# iframe beenden



## schlumsch (27. September 2010)

Hallo Gemeinde,

ich habe folgendes Problem. Ich habe eine jsp gebaut und dort in einem iframe eine externe Komponente geladen. Das iframe beansprucht ungefähr 80% meiner Page, unterhalb kommen dann noch diverse selects usw. Die Komponente des iframes besitzt einen closebutton welchem ich aktionen zuweisen kann. Was ich am Ende des Tages gerné haben möchte ist, das bei Betätigen des close Buttons der Komponente eine Weiterleitung auf eine neue Seite geschieht. Die Weiterleitung an sich klappt, allerdings nur innerhalb des iframes. ich komme also auf meine neue Seite, habe aber noch immer die oben erwähnten restlichen 20% meiner ersten jsp.

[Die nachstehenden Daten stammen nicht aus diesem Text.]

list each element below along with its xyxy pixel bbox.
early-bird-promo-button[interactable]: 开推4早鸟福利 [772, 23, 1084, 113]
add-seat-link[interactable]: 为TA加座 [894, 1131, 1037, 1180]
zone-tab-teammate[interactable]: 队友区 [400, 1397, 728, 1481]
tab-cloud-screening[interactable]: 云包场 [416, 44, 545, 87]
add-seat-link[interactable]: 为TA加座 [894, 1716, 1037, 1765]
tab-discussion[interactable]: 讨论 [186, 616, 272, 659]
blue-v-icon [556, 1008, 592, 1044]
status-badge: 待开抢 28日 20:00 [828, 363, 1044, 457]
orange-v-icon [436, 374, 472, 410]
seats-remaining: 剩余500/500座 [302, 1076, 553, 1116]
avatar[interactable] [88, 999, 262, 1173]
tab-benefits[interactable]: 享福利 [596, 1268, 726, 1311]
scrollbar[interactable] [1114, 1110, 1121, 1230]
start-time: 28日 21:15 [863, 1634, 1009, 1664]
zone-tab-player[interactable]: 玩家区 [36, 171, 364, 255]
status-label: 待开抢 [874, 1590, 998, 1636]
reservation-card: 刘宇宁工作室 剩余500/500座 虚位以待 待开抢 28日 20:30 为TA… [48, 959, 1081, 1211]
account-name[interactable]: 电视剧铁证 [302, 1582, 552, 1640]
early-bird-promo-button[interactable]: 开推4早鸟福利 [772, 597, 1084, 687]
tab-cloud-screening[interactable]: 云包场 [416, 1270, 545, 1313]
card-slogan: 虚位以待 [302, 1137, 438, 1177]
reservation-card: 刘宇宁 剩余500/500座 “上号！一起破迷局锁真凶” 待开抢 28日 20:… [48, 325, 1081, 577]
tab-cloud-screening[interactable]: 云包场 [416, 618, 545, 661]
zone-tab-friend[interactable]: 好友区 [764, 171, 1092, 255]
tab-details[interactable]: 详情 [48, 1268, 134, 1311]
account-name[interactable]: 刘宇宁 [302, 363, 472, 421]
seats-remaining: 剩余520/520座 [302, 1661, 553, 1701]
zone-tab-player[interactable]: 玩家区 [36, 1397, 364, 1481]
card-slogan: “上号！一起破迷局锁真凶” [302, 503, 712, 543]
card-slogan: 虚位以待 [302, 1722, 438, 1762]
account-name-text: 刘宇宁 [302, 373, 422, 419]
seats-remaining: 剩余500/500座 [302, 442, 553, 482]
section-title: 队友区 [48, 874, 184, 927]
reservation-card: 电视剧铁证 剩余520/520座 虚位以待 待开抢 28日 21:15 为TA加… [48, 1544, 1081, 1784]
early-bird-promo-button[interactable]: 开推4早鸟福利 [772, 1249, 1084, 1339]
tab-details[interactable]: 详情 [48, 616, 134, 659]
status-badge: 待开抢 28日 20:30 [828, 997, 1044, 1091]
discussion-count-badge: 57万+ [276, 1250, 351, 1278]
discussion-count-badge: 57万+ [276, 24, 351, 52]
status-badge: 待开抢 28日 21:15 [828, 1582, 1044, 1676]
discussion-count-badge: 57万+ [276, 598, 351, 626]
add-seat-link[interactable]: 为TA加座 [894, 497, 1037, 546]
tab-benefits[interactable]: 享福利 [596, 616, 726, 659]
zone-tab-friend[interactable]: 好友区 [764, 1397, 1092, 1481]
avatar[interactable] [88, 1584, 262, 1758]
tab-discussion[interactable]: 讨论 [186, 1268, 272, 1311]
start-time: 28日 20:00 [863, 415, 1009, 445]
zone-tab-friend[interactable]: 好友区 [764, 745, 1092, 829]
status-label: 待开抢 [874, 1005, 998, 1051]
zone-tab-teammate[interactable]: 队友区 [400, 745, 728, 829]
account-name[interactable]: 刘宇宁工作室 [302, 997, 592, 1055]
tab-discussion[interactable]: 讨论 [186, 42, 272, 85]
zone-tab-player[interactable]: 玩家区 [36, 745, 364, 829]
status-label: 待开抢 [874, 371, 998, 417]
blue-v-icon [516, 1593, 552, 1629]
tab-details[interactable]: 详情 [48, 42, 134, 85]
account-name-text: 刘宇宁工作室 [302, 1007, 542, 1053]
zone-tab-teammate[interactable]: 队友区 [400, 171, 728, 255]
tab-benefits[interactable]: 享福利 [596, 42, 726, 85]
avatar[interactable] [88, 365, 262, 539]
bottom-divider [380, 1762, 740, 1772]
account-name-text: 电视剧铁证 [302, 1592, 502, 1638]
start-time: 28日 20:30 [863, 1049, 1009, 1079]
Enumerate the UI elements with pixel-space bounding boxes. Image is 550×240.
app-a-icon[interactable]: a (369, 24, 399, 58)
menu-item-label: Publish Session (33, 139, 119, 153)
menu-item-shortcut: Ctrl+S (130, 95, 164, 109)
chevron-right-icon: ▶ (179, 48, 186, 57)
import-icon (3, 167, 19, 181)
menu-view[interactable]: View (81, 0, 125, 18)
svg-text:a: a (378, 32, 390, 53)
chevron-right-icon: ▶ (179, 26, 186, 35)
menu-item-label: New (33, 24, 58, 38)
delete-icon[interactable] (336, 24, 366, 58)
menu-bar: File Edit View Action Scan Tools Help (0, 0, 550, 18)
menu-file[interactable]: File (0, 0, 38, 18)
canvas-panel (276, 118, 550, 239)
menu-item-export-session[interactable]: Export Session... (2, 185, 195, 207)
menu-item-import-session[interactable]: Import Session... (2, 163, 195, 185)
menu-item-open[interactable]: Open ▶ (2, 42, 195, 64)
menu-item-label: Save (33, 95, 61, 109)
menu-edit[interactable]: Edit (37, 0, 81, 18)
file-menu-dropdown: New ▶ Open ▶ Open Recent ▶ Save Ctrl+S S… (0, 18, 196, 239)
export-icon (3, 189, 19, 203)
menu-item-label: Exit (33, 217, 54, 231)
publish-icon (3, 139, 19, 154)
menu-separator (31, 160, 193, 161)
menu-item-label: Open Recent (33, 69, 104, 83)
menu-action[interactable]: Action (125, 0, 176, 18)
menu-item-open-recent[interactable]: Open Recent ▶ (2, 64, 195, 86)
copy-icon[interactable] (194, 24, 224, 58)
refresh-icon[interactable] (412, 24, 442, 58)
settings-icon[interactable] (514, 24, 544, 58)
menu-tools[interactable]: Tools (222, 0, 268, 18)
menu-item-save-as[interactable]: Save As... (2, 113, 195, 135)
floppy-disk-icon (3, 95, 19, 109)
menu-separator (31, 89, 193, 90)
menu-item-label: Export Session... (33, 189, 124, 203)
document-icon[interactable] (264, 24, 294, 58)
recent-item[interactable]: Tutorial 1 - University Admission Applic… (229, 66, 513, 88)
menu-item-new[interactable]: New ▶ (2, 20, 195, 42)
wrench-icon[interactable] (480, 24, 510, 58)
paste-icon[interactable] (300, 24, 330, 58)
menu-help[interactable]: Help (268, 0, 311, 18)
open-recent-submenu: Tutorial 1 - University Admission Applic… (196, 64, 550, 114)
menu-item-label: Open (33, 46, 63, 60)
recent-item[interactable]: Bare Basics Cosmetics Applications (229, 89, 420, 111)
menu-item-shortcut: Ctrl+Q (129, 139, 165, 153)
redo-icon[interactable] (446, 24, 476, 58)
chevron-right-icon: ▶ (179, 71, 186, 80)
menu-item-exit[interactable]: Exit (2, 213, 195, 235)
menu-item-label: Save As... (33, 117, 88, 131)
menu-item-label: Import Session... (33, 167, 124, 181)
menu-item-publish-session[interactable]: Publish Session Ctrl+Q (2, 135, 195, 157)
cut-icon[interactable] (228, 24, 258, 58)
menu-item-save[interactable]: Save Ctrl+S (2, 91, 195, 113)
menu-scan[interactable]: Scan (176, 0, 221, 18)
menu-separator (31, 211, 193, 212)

Wie komme ich aus dem iframe wieder heraus?

Danek schon einmal, Gruß


----------



## schlumsch (28. September 2010)

Ok, vielleicht interessiert es ja jemanden. "Normalerweise" wird ein iframe wohl mit target="_top" im href beendet. Da ich allerdings dies nicht in meinen Link einbauen konnte wäre die Lösung in diesem Fall als url die selbe jsp anzugeben und dieser einen Parameter mitzuschicken, zB isclodes=true oder ähnliches. Das ganze wird dann beim laden der jsp abgefragt und entsprechend gehandeld...

Gruß


----------